En revanche, le gouvernement rwandais, bien que désigné comme responsable par Kinshasa, n’a pas réagi officiellement à l’annonce de la CPI. Le Rwanda, qui n’est pas signataire du Statut de Rome, n’est pas contraint de coopérer avec la CPI. Cependant, ses ressortissants pourraient être poursuivis pour des crimes commis en RDC. Une source officielle rwandaise a d’ailleurs indiqué que Kigali n’avait “ni été informé ni sollicité” concernant cette enquête, reflétant ainsi l’absence d’engagement direct du Rwanda avec la Cour.
Vers une juridiction spéciale pour la RDC :
En parallèle des enquêtes de la CPI, un autre volet de la justice internationale se dessine pour la RDC : la création d’une cour pénale spéciale. Ce projet, porté par le gouvernement congolais et soutenu techniquement par la CPI, vise à juger les crimes commis sur le territoire congolais par une juridiction nationale. Un comité de pilotage a déjà été mis en place au sein de la présidence congolaise, dirigé par Taylor Lubanga, chargé de mission du président Félix Tshisekedi. La première réunion de ce comité est prévue pour novembre 2024 à Kinshasa, avec la participation de représentants de la CPI.
Ce projet de cour pénale spéciale, inspiré du modèle de la Cour spéciale pour la Centrafrique, vise à renforcer les capacités judiciaires locales tout en assurant une collaboration étroite avec la justice internationale. Cependant, la mise en œuvre de cette juridiction dépendra en grande partie des financements internationaux et du soutien technique des partenaires de la RDC. Pour le moment, les contours de cette cour restent à définir, mais Kinshasa espère mobiliser les bailleurs de fonds lors de la réunion inaugurale du comité de pilotage.

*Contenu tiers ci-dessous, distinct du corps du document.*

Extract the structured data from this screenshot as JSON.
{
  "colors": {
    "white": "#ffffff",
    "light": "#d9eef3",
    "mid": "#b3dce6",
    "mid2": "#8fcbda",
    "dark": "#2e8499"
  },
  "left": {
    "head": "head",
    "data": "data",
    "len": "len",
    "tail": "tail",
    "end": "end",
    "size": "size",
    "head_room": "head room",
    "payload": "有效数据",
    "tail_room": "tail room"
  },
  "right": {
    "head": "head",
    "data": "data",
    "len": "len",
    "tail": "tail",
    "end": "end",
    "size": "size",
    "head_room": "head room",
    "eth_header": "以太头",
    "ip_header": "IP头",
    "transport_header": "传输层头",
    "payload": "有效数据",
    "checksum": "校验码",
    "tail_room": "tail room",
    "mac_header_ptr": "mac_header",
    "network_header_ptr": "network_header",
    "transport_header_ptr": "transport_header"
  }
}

Défis et enjeux pour l’avenir :
La relance des enquêtes de la CPI en RDC représente une avancée importante dans la lutte contre l’impunité, mais elle soulève également plusieurs défis. Le principal défi réside dans la capacité de la CPI à mener des enquêtes dans une région en proie à une insécurité chronique, où les violences se poursuivent malgré les efforts militaires et diplomatiques. De plus, l’implication de différents acteurs régionaux, notamment le Rwanda et d’autres pays voisins, complique la tâche de la justice internationale, qui doit naviguer dans un contexte géopolitique complexe.
Sur le plan national, la création d’une cour pénale spéciale offre une opportunité unique de renforcer le système judiciaire congolais, tout en mettant en place des mécanismes de justice transitionnelle adaptés aux réalités locales. Cependant, la réussite de ce projet dépendra de la volonté politique des autorités congolaises et de leur capacité à mobiliser les ressources nécessaires pour mener à bien ce chantier ambitieux.
Conclusion :
La décision de la CPI de relancer ses enquêtes en RDC marque une étape cruciale dans la quête de justice pour les victimes des crimes de guerre et des violences qui continuent de ravager l’est du pays. Si ces initiatives sont porteuses d’espoir pour la population congolaise, elles mettent également en lumière les défis persistants pour instaurer une paix durable dans cette région tourmentée. À long terme, ces efforts devront s’accompagner d’une coopération renforcée entre la justice internationale et les autorités locales pour garantir que tous les responsables, quels qu’ils soient, répondent de leurs actes devant la loi.